Chris Evans is renowned worldwide as a top entertainment personality. Evans is a radio and TV presenter and is recognized as having changed the face of U.K. television with his TFI Friday show. As the presenter of BBC Radio 2’s coveted breakfast show, Evans has cemented his position as the British nation’s favorite presenter. Evans is also a car enthusiast, so he was a natural choice to succeed Jeremy Clarkson as the host of the hit BBC show Top Gear. Chris will bring charm, wit, and a sense of fun to a show that certainly suffered as a result of Clarkson’s histrionics.
Clarkson, you may remember, was sacked by the BBC after he allegedly assaulted one of the Top Gear production crew members in a row over whether or not he could have steak for dinner. With Clarkson’s co-hosts following him out of the show, BBC bosses saw Evans as the perfect man to revitalise the show.
Evans has run into some criticism during the filming of the next season of Top Gear. According to the Guardian, Chris was forced to apologize after filming of stunts was carried out close to London’s Cenotaph war memorial. Evans said he was mortified by the pictures that showed his co-host Matt Le Blanc and a stunt driver performing “donuts” and hand-brake turns close to the memorial.
The furore seems to have acted as a spur to Dan Wootton of U.K tabloid the Sun. In recent weeks, the Sun has launched a series of attacks on Evans. Most recently, he claimed that Chris was “out of control” and that he was “more volatile” than Clarkson. They go on to claim that Evans is “acting like a diva,” and they claim that Chris has upset his crew. Wootton cites his normal “unnamed source” when he says one recent incident saw Evans “shout so viciously that the producer was reduced to tears and an engineer had to tell him to stop.”
The BBC is renowned as the most conservative of corporations, and it isn’t often that you see them come out swinging but they most certainly have come out fighting in defense of Evans.
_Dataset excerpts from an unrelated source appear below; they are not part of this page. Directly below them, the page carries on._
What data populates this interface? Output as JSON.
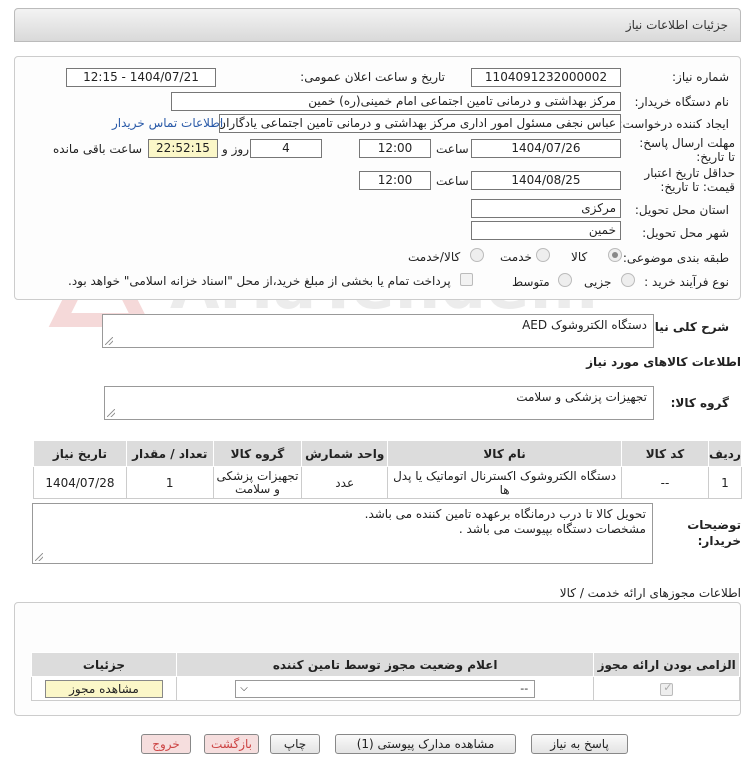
{
  "header": {
    "title": "جزئیات اطلاعات نیاز"
  },
  "form": {
    "need_number_label": "شماره نیاز:",
    "need_number": "1104091232000002",
    "announce_label": "تاریخ و ساعت اعلان عمومی:",
    "announce_value": "1404/07/21 - 12:15",
    "buyer_label": "نام دستگاه خریدار:",
    "buyer_value": "مرکز بهداشتی و درمانی تامین اجتماعی امام خمینی(ره) خمین",
    "creator_label": "ایجاد کننده درخواست:",
    "creator_value": "عباس نجفی مسئول امور اداری مرکز بهداشتی و درمانی تامین اجتماعی یادگاران امام",
    "contact_link": "اطلاعات تماس خریدار",
    "deadline_label": "مهلت ارسال پاسخ: تا تاریخ:",
    "deadline_date": "1404/07/26",
    "time_label": "ساعت",
    "deadline_time": "12:00",
    "days_value": "4",
    "days_label": "روز و",
    "remaining_value": "22:52:15",
    "remaining_label": "ساعت باقی مانده",
    "validity_label": "حداقل تاریخ اعتبار قیمت: تا تاریخ:",
    "validity_date": "1404/08/25",
    "validity_time": "12:00",
    "province_label": "استان محل تحویل:",
    "province_value": "مرکزی",
    "city_label": "شهر محل تحویل:",
    "city_value": "خمین",
    "category_label": "طبقه بندی موضوعی:",
    "category_options": [
      "کالا",
      "خدمت",
      "کالا/خدمت"
    ],
    "category_selected": "کالا",
    "process_label": "نوع فرآیند خرید :",
    "process_options": [
      "جزیی",
      "متوسط"
    ],
    "payment_note": "پرداخت تمام یا بخشی از مبلغ خرید،از محل \"اسناد خزانه اسلامی\" خواهد بود."
  },
  "summary": {
    "label": "شرح کلی نیاز:",
    "value": "دستگاه الکتروشوک AED"
  },
  "goods_info_title": "اطلاعات کالاهای مورد نیاز",
  "goods_group": {
    "label": "گروه کالا:",
    "value": "تجهیزات پزشکی و سلامت"
  },
  "goods_table": {
    "headers": [
      "ردیف",
      "کد کالا",
      "نام کالا",
      "واحد شمارش",
      "گروه کالا",
      "تعداد / مقدار",
      "تاریخ نیاز"
    ],
    "rows": [
      [
        "1",
        "--",
        "دستگاه الکتروشوک اکسترنال اتوماتیک یا پدل ها",
        "عدد",
        "تجهیزات پزشکی و سلامت",
        "1",
        "1404/07/28"
      ]
    ]
  },
  "buyer_notes": {
    "label": "توضیحات خریدار:",
    "line1": "تحویل کالا تا درب درمانگاه برعهده تامین کننده می باشد.",
    "line2": "مشخصات دستگاه بپیوست می باشد ."
  },
  "permits": {
    "title": "اطلاعات مجوزهای ارائه خدمت / کالا",
    "headers": [
      "الزامی بودن ارائه مجوز",
      "اعلام وضعیت مجوز توسط تامین کننده",
      "جزئیات"
    ],
    "select_value": "--",
    "view_button": "مشاهده مجوز"
  },
  "buttons": {
    "reply": "پاسخ به نیاز",
    "attachments": "مشاهده مدارک پیوستی (1)",
    "print": "چاپ",
    "back": "بازگشت",
    "exit": "خروج"
  },
  "watermark": {
    "text": "AriaTender.neT"
  }
}
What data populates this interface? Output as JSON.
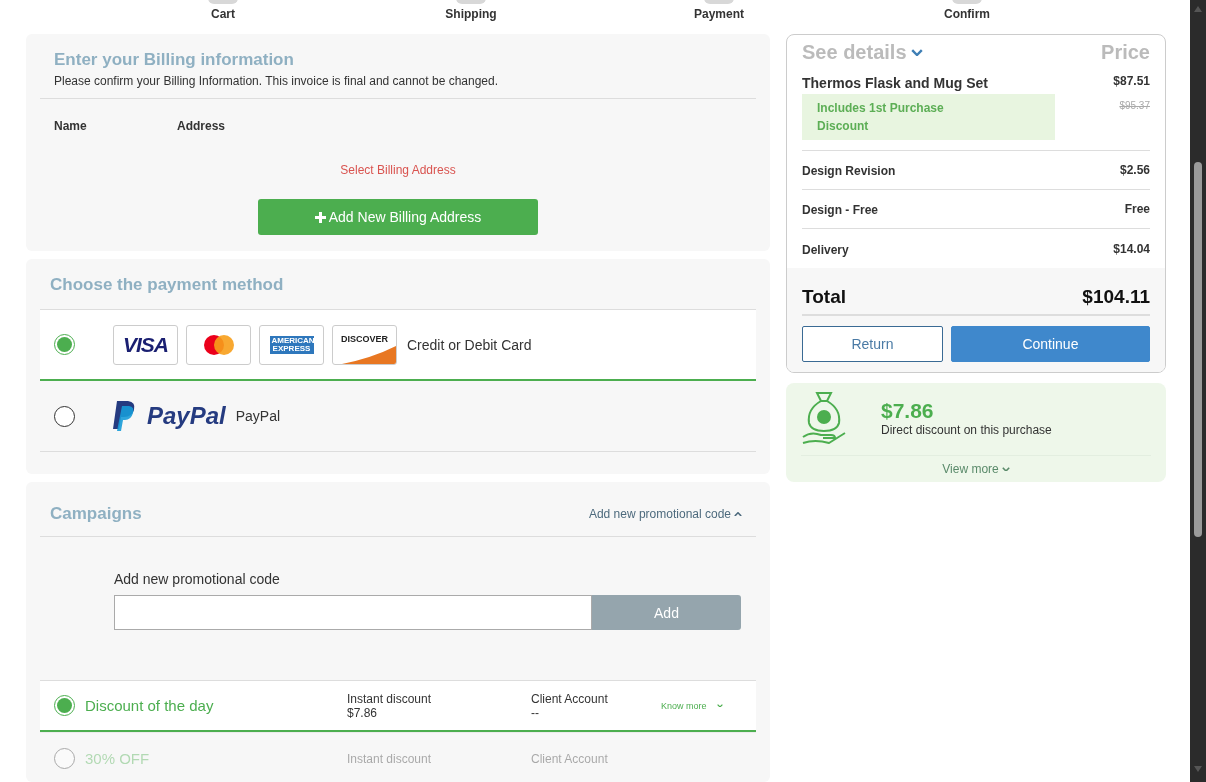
{
  "steps": [
    {
      "label": "Cart"
    },
    {
      "label": "Shipping"
    },
    {
      "label": "Payment"
    },
    {
      "label": "Confirm"
    }
  ],
  "billing": {
    "title": "Enter your Billing information",
    "subtitle": "Please confirm your Billing Information. This invoice is final and cannot be changed.",
    "columns": [
      "Name",
      "Address"
    ],
    "warning": "Select Billing Address",
    "button": "Add New Billing Address"
  },
  "payment": {
    "title": "Choose the payment method",
    "methods": [
      {
        "label": "Credit or Debit Card",
        "selected": true,
        "logos": [
          {
            "kind": "visa",
            "text": "VISA"
          },
          {
            "kind": "mastercard"
          },
          {
            "kind": "amex",
            "text": "AMERICAN EXPRESS"
          },
          {
            "kind": "discover",
            "text": "DISCOVER"
          }
        ]
      },
      {
        "label": "PayPal",
        "selected": false,
        "logos": [
          {
            "kind": "paypal",
            "text": "PayPal"
          }
        ]
      }
    ]
  },
  "campaigns": {
    "title": "Campaigns",
    "toggle": "Add new promotional code",
    "expanded": true,
    "promo_label": "Add new promotional code",
    "promo_button": "Add",
    "offers": [
      {
        "title": "Discount of the day",
        "selected": true,
        "discount_label": "Instant discount",
        "discount_value": "$7.86",
        "account_label": "Client Account",
        "account_value": "--",
        "link": "Know more"
      },
      {
        "title": "30% OFF",
        "selected": false,
        "discount_label": "Instant discount",
        "account_label": "Client Account"
      }
    ]
  },
  "summary": {
    "header": "See details",
    "price_header": "Price",
    "items": [
      {
        "kind": "product",
        "name": "Thermos Flask and Mug Set",
        "price": "$87.51",
        "note": "Includes 1st Purchase Discount",
        "old_price": "$95.37"
      },
      {
        "kind": "line",
        "name": "Design Revision",
        "price": "$2.56"
      },
      {
        "kind": "line",
        "name": "Design - Free",
        "price": "Free"
      },
      {
        "kind": "line",
        "name": "Delivery",
        "price": "$14.04"
      }
    ],
    "total_label": "Total",
    "total": "$104.11",
    "buttons": [
      {
        "kind": "secondary",
        "label": "Return"
      },
      {
        "kind": "primary",
        "label": "Continue"
      }
    ]
  },
  "savings": {
    "amount": "$7.86",
    "text": "Direct discount on this purchase",
    "link": "View more"
  }
}
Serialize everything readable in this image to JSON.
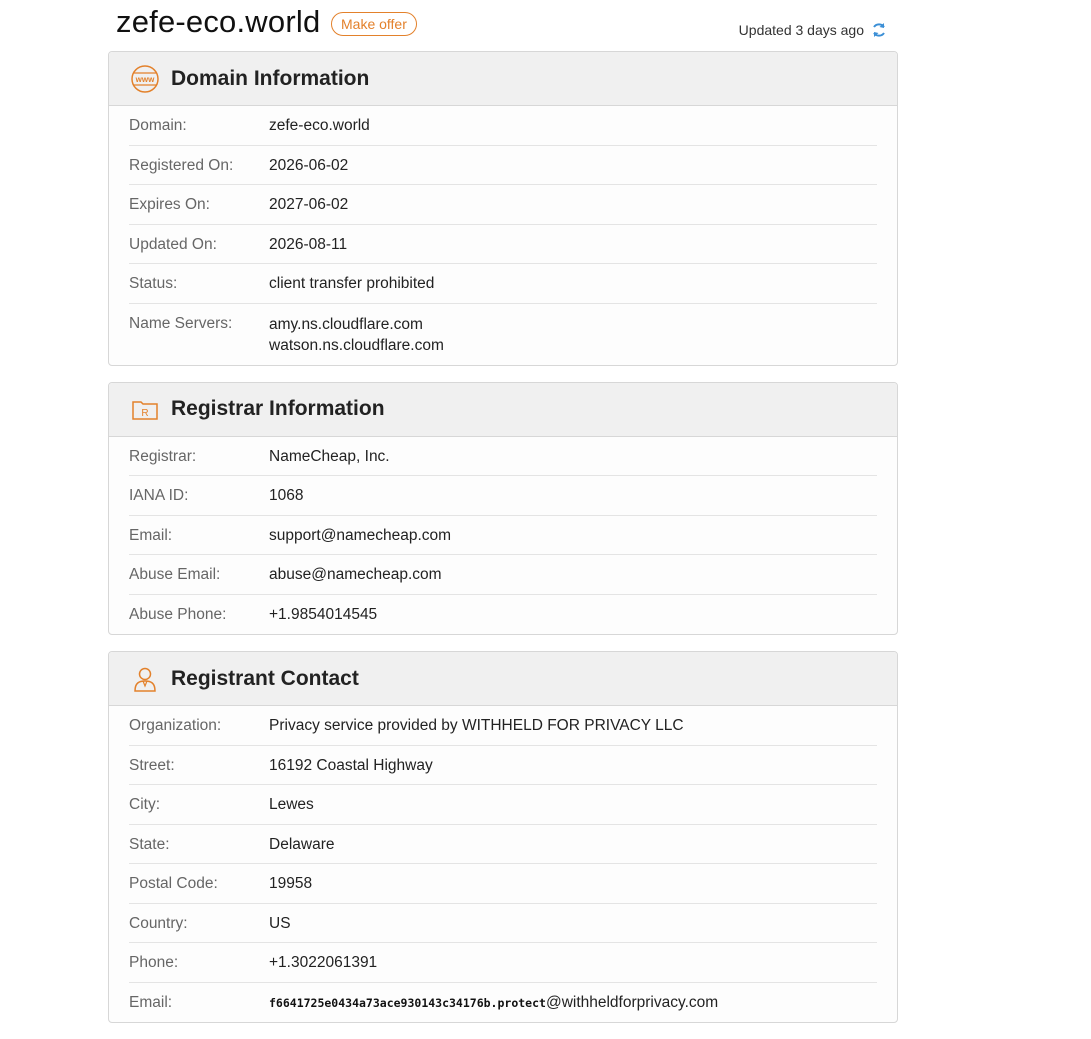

BBC bosses had the Sun firmly in its sights when they released a statement claiming that the tabloids claims were “unfounded nonsense.”
“The assertion that Chris Evans’ behaviour at Radio 2 since beginning work at Top Gear has been in any way below BBC acceptable levels is completely untrue.
“The Sun, for its own reasons, continues on a weekly, sometimes daily basis to publish negative stories about Top Gear and unfounded nonsense about Chris, which is no longer worth any serious consideration or response.”
Evans was praised for his “commitment and professionalism” and for his efforts on behalf of the children’s charity Children In Need.
“[Chris Evans] remains a team player, a huge asset to the BBC and continues to show outstanding leadership in all he does on radio, television or for Children in Need.”
The BBC initially sent its comments direct to the Sun, but it was sent to the Guardian after the Sun refused to print the statement and used only a small part of it online. While the BBC were fierce in their criticism of the Sun, they were restrained in failing to mention the close links between the Sun and Jeremy Clarkson.
Clarkson writes a column in the Sun’s sister paper the Times and is known to be a close friend of News Corp’s U.K. chief executive Rebekah Brooks. Ms. Brooks, you may remember, was right at the center of the U.K.’s phone hacking scandal. A cynic might suggest that the Sun is hardly impartial when it comes to reporting on Chris Evans.
Evans supporters will no doubt recall the Sun being forced to admit that it published false stories. Some may also think that if Chris Evans is being attacked by Dan Wootton in the Sun, he must be doing something right.